In Duckes' career with Jena, and later as FC Carl Zeiss Jena, he was a three time East German champion and cup winner. As a center forward on the team Ducke, within 18 years, scored 153 goals which was a significant contribution to their success. He ranks third in scoring for the East German Oberliga.

From 1960 to 1964 and again in 1969 Ducke was the top goal scorer for Jena and in 1963 he was top scorer in the league with 19 goals. This led the league coaches, in a survey by the newspaper Deutsches Sportecho, to nominate Ducke as the best striker of the 1962/63 season. His league career would have been more successful had it not been for serious leg injuries in 1966 and a meniscus injury in 1974.

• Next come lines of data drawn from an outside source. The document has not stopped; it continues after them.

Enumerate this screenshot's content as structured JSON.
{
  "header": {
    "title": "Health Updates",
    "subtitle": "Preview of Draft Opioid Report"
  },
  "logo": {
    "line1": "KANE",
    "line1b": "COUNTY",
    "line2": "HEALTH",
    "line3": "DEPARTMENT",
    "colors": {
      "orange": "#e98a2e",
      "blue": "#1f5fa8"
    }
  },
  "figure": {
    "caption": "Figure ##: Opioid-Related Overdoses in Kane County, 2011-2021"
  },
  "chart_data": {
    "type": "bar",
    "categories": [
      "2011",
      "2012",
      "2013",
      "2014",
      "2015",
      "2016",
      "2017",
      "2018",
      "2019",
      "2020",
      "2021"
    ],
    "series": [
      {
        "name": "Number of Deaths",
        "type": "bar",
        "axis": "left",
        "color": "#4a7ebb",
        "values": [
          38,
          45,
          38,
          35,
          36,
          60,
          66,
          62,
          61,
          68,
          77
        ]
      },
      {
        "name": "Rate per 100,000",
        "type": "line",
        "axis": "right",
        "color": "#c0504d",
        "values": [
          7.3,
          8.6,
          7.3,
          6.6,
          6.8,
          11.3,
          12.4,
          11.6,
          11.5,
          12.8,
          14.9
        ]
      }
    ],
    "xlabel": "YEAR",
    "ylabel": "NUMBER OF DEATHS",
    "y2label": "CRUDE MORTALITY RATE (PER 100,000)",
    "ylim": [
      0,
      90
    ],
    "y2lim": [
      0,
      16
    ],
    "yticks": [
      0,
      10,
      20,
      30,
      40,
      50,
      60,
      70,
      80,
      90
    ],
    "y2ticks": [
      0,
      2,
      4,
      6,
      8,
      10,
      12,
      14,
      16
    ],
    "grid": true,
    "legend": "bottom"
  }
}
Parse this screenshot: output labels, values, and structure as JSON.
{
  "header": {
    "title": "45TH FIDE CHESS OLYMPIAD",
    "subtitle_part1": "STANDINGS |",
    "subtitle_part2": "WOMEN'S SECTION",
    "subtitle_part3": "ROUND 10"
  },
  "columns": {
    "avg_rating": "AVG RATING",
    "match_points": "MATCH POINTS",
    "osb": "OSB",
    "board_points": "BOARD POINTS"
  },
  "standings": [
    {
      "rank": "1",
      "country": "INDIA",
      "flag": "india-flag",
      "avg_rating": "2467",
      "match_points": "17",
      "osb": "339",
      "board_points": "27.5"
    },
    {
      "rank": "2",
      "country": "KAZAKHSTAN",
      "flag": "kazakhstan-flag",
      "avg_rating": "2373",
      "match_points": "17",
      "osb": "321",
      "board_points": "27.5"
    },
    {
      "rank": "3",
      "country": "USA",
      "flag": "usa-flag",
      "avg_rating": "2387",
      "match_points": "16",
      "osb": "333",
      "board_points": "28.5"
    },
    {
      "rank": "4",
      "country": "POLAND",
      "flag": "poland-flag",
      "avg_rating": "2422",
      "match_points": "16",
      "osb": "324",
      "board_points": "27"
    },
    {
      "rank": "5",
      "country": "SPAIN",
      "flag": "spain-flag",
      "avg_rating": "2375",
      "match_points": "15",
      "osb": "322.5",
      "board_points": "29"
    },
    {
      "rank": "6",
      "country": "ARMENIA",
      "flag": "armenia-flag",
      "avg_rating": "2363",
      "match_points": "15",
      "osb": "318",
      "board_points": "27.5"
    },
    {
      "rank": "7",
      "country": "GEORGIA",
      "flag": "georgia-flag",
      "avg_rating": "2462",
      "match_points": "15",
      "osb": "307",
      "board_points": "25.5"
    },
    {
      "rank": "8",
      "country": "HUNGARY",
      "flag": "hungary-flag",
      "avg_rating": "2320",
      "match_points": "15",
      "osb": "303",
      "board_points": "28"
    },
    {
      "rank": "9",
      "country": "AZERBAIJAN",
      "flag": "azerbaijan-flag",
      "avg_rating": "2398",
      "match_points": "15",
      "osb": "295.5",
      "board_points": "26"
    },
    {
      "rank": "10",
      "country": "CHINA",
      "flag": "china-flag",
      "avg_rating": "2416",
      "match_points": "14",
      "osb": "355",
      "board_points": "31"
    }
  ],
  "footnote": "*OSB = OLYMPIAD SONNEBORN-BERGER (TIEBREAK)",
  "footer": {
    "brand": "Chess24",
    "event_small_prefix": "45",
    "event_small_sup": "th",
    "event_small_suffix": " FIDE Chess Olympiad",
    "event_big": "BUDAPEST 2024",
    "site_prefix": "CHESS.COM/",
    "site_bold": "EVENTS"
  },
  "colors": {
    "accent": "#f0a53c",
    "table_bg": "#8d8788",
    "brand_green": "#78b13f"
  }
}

A ten-week suspension for his outburst during the 1–2 loss to SC Magdeburg during the 1965 Cup Final contributed to the fact that Ducke, with 352 league games, only ranks in twelfth place on the list of Oberliga games played. Otherwise he could have made it to the top 10. His emotional temperament brought a large number of game ejections and match suspensions.

Despite his skill, his spectacular play and despite being a fan favorite in the GDR he was given the nickname Schwarzer Peter (Black Peter). In 1965 he was an athlete of the year award, in 1971 as a footballer of the year. He ended his Oberliga career at the conclusion of the 1976–77 season.